Enable audio effects detection (preview)

Article
03/22/2024

Important

Due to the Azure Media Services retirement announcement, Azure AI Video Indexer announces Azure AI Video Indexer features adjustments. See Changes related to Azure Media Service (AMS) retirement to understand what this means for your Azure AI Video Indexer account. See the Preparing for AMS retirement: VI update and migration guide.

Audio effects detection is one of Azure AI Video Indexer AI capabilities that detects various acoustics events and classifies them into different acoustic categories (such as dog barking, crowd reactions, laugher and more).

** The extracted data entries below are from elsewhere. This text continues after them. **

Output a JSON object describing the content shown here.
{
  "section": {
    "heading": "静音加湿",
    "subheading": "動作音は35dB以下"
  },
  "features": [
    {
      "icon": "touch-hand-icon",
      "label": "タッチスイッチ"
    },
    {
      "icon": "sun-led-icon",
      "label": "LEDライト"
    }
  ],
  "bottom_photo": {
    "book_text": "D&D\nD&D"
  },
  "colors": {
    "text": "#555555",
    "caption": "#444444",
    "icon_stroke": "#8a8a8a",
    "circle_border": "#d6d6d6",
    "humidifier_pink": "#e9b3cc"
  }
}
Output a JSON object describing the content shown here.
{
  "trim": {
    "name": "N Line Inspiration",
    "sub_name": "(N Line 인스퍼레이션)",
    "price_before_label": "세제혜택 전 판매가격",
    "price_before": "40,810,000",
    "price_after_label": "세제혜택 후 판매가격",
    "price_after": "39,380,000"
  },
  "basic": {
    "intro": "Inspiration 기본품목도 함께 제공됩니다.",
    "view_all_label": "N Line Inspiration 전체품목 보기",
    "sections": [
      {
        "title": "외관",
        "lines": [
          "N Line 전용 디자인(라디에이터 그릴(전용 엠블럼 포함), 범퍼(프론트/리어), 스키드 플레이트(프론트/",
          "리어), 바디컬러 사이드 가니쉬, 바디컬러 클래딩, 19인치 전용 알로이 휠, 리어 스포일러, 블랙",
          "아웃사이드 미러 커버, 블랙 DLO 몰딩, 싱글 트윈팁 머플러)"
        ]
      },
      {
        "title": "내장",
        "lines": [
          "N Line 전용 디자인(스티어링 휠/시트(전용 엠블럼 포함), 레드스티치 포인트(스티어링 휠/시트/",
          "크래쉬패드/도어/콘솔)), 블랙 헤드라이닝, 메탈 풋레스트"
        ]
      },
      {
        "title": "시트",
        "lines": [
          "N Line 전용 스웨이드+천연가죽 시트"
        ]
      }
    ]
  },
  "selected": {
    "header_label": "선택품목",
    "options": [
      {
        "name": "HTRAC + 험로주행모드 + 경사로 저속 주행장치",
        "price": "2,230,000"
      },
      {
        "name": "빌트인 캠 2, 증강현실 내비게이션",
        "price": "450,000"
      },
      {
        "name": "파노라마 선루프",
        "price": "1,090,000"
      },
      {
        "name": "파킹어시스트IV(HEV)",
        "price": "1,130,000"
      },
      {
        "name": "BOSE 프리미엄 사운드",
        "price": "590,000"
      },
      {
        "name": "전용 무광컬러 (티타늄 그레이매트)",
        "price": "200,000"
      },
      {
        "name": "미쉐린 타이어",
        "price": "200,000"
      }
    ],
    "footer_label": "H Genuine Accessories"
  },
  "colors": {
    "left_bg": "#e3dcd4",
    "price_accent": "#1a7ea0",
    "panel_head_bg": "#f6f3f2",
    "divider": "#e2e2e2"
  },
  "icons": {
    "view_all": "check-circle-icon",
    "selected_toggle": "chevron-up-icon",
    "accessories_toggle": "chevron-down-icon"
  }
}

Some scenarios where this feature is useful:

Companies with a large set of video archives can easily improve accessibility with audio effects detection. The feature provides more context for persons who are hard of hearing, and enhances video transcription with nonspeech effects.
In the Media & Entertainment domain, the detection feature can improve efficiency when creating raw data for content creators. Important moments in promos and trailers (such as laughter, crowd reactions, gunshot, or explosion) can be identified by using audio effects detection.
In the Public Safety & Justice domain, the feature can detect and classify gunshots, explosions, and glass shattering. It can be implemented in a smart-city system or in other public environments that include cameras and microphones to offer fast and accurate detection of violence incidents.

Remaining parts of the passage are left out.